While McCormick & Kuleto’s restaurant got busy serving a la carte in the dining area, those attending the SACC SF business mixer got thirsty just looking at the buffet of beverages that Anchor Steam had put in one of the restaurant’s more private downstairs areas. 55 guests, including SACC-SF board members, Swedish advertising students and corporate profiles, attended this March business mixer. The atmosphere was cheerful and the view of the Bay magnificent. Managing partner James Mayock from Elliot & Mayock LLP’s put it this way: “A great opportunity to taste history with a diverse crowd.” McCormick & Kuleto’s friendly staff served delicious hors d’oeuvres. Anchor Brewing marketing representative Daniel Mitchell was on the set to share the great story of the San Francisco brewery. The rich history of Anchor Brewing can be traced all the way back to the Gold Rush, and every Anchor Steam Beer label reads, “Made in San Francisco since 1896.” A most interesting style of brewing today, steam beer gets its nickname for the primitive, ice-less brewing technique used along the west coast. Its product lies somewhere between an ale and a lager. Today “steam” is a trademark of Anchor Brewing.
“I’m not a beer drinker but this beer was so tasty,” said SACC-SF intern Cecilia Johansson after the guests were served the world-famous steam beer. Anchor Brewery is largely responsible for the growth of the microbrewery movement in the United States and remains the only commercially demanded producer of steam beer in the United States.
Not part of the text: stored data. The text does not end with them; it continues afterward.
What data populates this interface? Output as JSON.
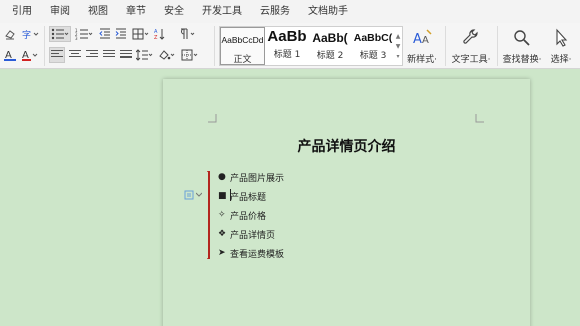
{
  "menu": {
    "items": [
      "引用",
      "审阅",
      "视图",
      "章节",
      "安全",
      "开发工具",
      "云服务",
      "文档助手"
    ]
  },
  "ribbon": {
    "styles": [
      {
        "sample": "AaBbCcDd",
        "name": "正文"
      },
      {
        "sample": "AaBb",
        "name": "标题 1"
      },
      {
        "sample": "AaBb(",
        "name": "标题 2"
      },
      {
        "sample": "AaBbC(",
        "name": "标题 3"
      }
    ],
    "new_style_label": "新样式·",
    "text_tools_label": "文字工具·",
    "find_replace_label": "查找替换·",
    "select_label": "选择·"
  },
  "document": {
    "title": "产品详情页介绍",
    "list": [
      {
        "bullet": "●",
        "text": "产品图片展示"
      },
      {
        "bullet": "■",
        "text": "产品标题"
      },
      {
        "bullet": "✧",
        "text": "产品价格"
      },
      {
        "bullet": "❖",
        "text": "产品详情页"
      },
      {
        "bullet": "➤",
        "text": "查看运费模板"
      }
    ]
  },
  "colors": {
    "background": "#cde6c9",
    "page": "#cfe7cb",
    "red_bar": "#b3261e",
    "font_red": "#d22222",
    "font_blue": "#2a5bd7"
  }
}
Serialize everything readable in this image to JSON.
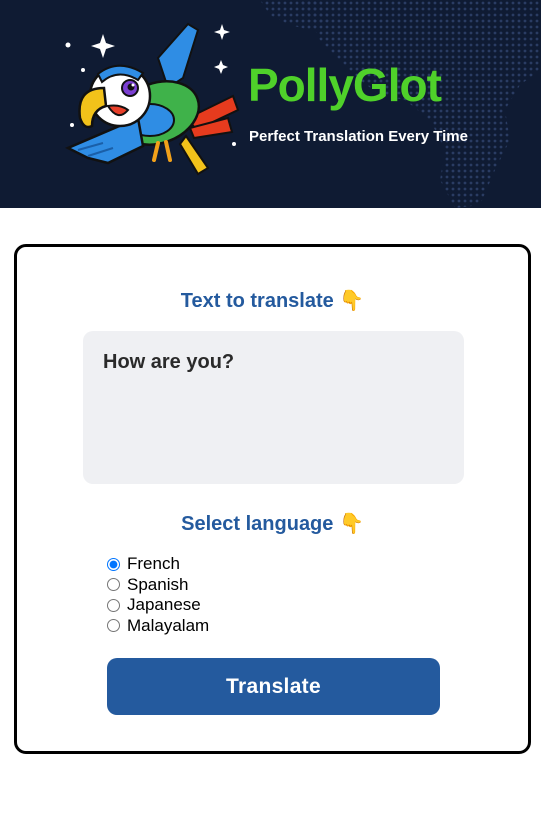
{
  "header": {
    "title": "PollyGlot",
    "tagline": "Perfect Translation Every Time",
    "logo_icon": "parrot-mascot-icon",
    "colors": {
      "background": "#0f1b33",
      "title": "#4fd12a",
      "tagline": "#ffffff"
    }
  },
  "form": {
    "text_heading": "Text to translate",
    "text_heading_emoji": "👇",
    "input_value": "How are you?",
    "language_heading": "Select language",
    "language_heading_emoji": "👇",
    "languages": [
      {
        "label": "French",
        "selected": true
      },
      {
        "label": "Spanish",
        "selected": false
      },
      {
        "label": "Japanese",
        "selected": false
      },
      {
        "label": "Malayalam",
        "selected": false
      }
    ],
    "submit_label": "Translate",
    "colors": {
      "accent": "#245a9e",
      "input_bg": "#eff0f3",
      "card_border": "#000000"
    }
  }
}
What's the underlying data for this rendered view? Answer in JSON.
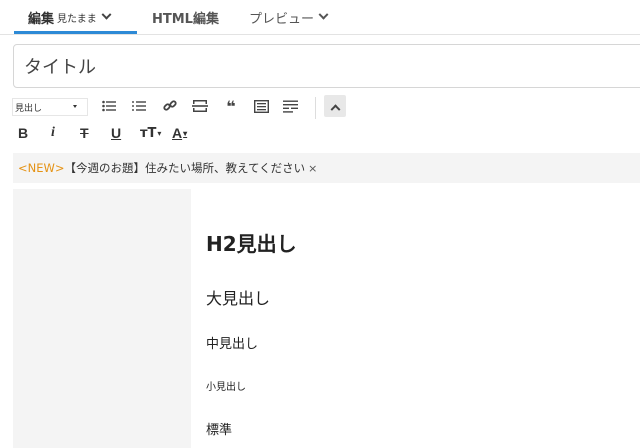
{
  "tabs": {
    "edit": {
      "label": "編集",
      "sub": "見たまま"
    },
    "html": {
      "label": "HTML編集"
    },
    "preview": {
      "label": "プレビュー"
    }
  },
  "title_placeholder": "タイトル",
  "toolbar": {
    "heading_select": "見出し",
    "row1_icons": [
      "bulleted-list-icon",
      "numbered-list-icon",
      "link-icon",
      "horizontal-rule-icon",
      "quote-icon",
      "table-of-contents-icon",
      "insert-more-icon"
    ],
    "row2": {
      "bold": "B",
      "italic": "i",
      "strike": "T",
      "underline": "U",
      "font_size": "тT",
      "font_color": "A"
    }
  },
  "notice": {
    "tag": "<NEW>",
    "text": "【今週のお題】住みたい場所、教えてください",
    "close": "×"
  },
  "editor": {
    "h2": "H2見出し",
    "large": "大見出し",
    "medium": "中見出し",
    "small": "小見出し",
    "normal": "標準"
  }
}
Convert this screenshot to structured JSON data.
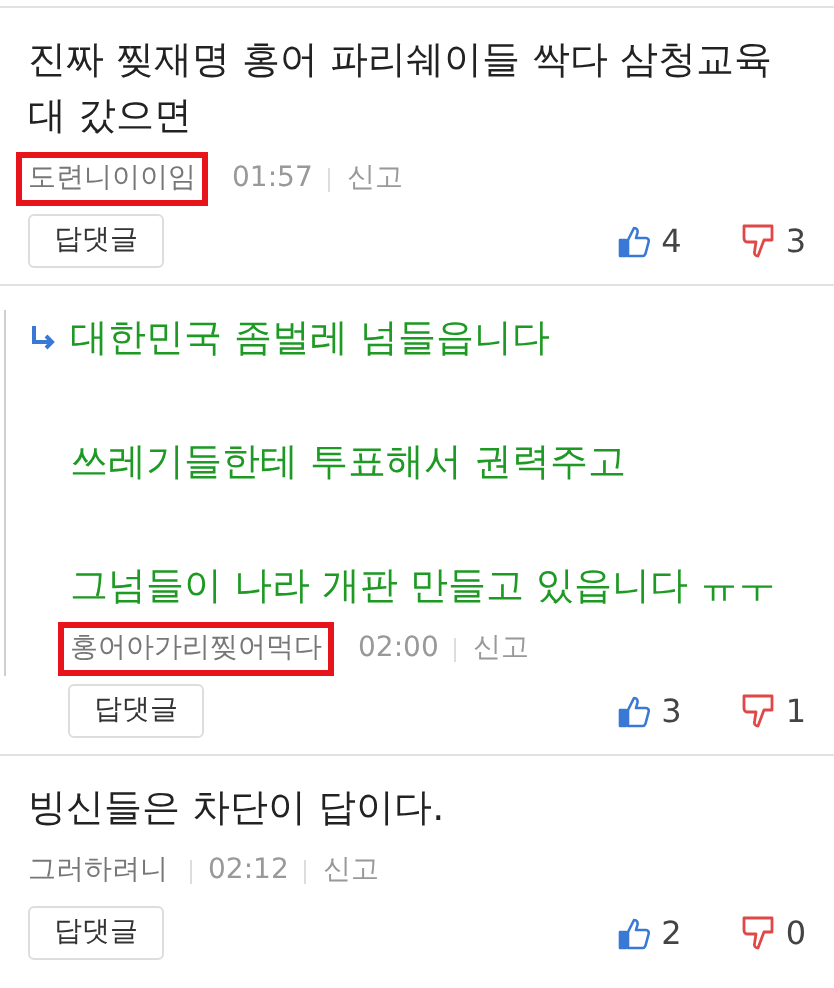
{
  "comments": [
    {
      "kind": "comment",
      "lines": [
        "진짜 찢재명 홍어 파리쉐이들 싹다 삼청교육대 갔으면"
      ],
      "author": "도련니이이임",
      "highlighted": true,
      "time": "01:57",
      "report": "신고",
      "reply_button": "답댓글",
      "likes": "4",
      "dislikes": "3"
    },
    {
      "kind": "reply",
      "lines": [
        "대한민국 좀벌레 넘들읍니다",
        "쓰레기들한테 투표해서 권력주고",
        "그넘들이 나라 개판 만들고 있읍니다 ㅠㅜ"
      ],
      "author": "홍어아가리찢어먹다",
      "highlighted": true,
      "time": "02:00",
      "report": "신고",
      "reply_button": "답댓글",
      "likes": "3",
      "dislikes": "1"
    },
    {
      "kind": "comment",
      "lines": [
        "빙신들은 차단이 답이다."
      ],
      "author": "그러하려니",
      "highlighted": false,
      "time": "02:12",
      "report": "신고",
      "reply_button": "답댓글",
      "likes": "2",
      "dislikes": "0"
    }
  ]
}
During the 1990’s the company expanded, and in 1993 Anchor Brewing became the first brewery in the world with its own in-house distillery. The company produces both single malt rye whiskey, named Old Potrero after the hill and from 1997 its unique pot-distilled gin, Junípero. Spanish for juniper, and a reference to Junípero Serra, an important figure in San Francisco’s and California’s history, the cold gin was very popular among all guests. They had the pleasure of tasting the gin straight up or as a refreshing cocktail with cucumber flavor. Swedish student Oscar Malmqvist was celebrating his 27th birthday the same evening and said, “The gin was fantastic and it is nice that both young and old can get together in such nice surroundings.” Bottoms and thumbs up for this event!